AUT has appointed David Howman as an adjunct professor within the School of Sport & Recreation. The former director general of the World Anti-Doping Agency (WADA) is recognised as a global leader in the field of sport integrity. His appointment reflects the increasing attention the School of Sport & Recreation is focussing on ethics and integrity in the field of sport governance and leadership, both in its teaching and research activity.
Director of AUT’s Sports Performance Research Institute New Zealand (SPRINZ), Associate Professor Lesley Ferkins, says the partnership is indicative of the global sporting environment. “Issues of integrity are one of the biggest challenges facing sport,” she says.
“David has a strong interest in New Zealand being a world leader in integrity in sport globally. His vision for world sport and his passion for New Zealand sport make him a great fit for us.”
Howman is currently a barrister sole and chair of the Athletics Integrity Unit Board at the International Association of Athletics Federations (IAAF), having previously spent 13 years with WADA. He was subsequently awarded an honorary Doctorate of Laws by the University of Western Ontario for his leadership in the fight against performance-enhancing drug use in sport.
Howman is now keen to use his experience to help others. “I want to give a lot back from the work I’ve done, and what I’ve seen and been a part of – to sport itself and to younger people. A lot crops up that you have to deal with in the field of sport and sport management.”
“I’ve learnt there’s a lot of corruption that goes on. I’ve been at the coal face and don’t want to be complicit by remaining silent, but rather to rally aggressively against it. It comes down to the question, do you want the bad guys to win? No, I don’t – this corruption has to be exposed and dealt with, whether that’s doping, match fixing, bribery or corruption in any form.”

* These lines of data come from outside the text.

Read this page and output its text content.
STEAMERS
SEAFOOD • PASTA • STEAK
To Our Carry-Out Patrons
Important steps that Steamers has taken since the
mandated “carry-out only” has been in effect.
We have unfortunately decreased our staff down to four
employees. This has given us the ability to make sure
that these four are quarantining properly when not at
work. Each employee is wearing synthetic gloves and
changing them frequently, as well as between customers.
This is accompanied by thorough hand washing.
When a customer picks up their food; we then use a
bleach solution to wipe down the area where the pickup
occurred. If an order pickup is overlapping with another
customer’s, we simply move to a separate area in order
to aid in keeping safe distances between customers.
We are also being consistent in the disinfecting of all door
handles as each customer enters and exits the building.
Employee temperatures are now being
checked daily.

“I’m looking forward to working with the hugely clever people on staff at AUT and the students they teach – they’re our hope for the future, so to be doing this kind of work with students is enormously encouraging,” he says.
According to Ferkins, Howman will play an active role in working with undergraduate students, who study ethics and integrity content in core papers as part of the Bachelor of Sport & Recreation. He will also work alongside postgraduate students, and advise on AUT’s burgeoning research into ethics, equity and integrity issues related to sport leadership and governance.
“David has worked at the very highest level, and we’re very fortunate to have his expertise and his passion for sport and sport in New Zealand. We’re looking forward to ramping up New Zealand’s contribution on the world stage. I think we can make a difference,” she says.
Howman agrees. “We as a country should be leaders. New Zealand is regarded as one of the least corrupt countries in the world, and we’re also a leader in terms of sport performance, so we should be leading the way in the field of sport integrity too,” he says.
“We have lots of people already involved. We should be lobbying for them, encouraging more to partake, and equipping them to perform on the international stage – there’s lots to be done to help.”
He cites the fall out of investigations into doping in Russia and how they have been dealt with – or not dealt with – as the most apparent example of world sport’s vast integrity challenge. However, he says the issue runs much deeper.
“We’re in a period similar to the late 1990s, which saw sanctions imposed over Salt Lake City’s bid to host the Winter Olympic Games, and the Festina team raided for doping during the Tour de France. WADA was born out of that.”
“We’re currently in a state of chaos regarding sport integrity. Will a sport integrity body be born?”
Howman’s appointment was announced last week at AUT’s annual Sport Leadership and Management Think Tank, held in conjunction with the Australian & New Zealand Sports Law Association.
This year’s Think Tank focussed on governance and leadership for sport integrity, and featured speakers Maria Clarke (Chair of the IAAF Reform Working Party), Kathryn Beck (Chair of the NZ Rugby Respect & Responsibility Review Panel), Heath Mills (CEO of the NZ Cricket Players Association) and Dr Michele Cox (author of Lifting the veil on allowing headscarves in football). The Think Tank generated valuable discussion of integrity in New Zealand sport, emphasised the responsibility of all in governance and leadership roles to champion integrity, and explored how to foster integrity in sport in actionable ways.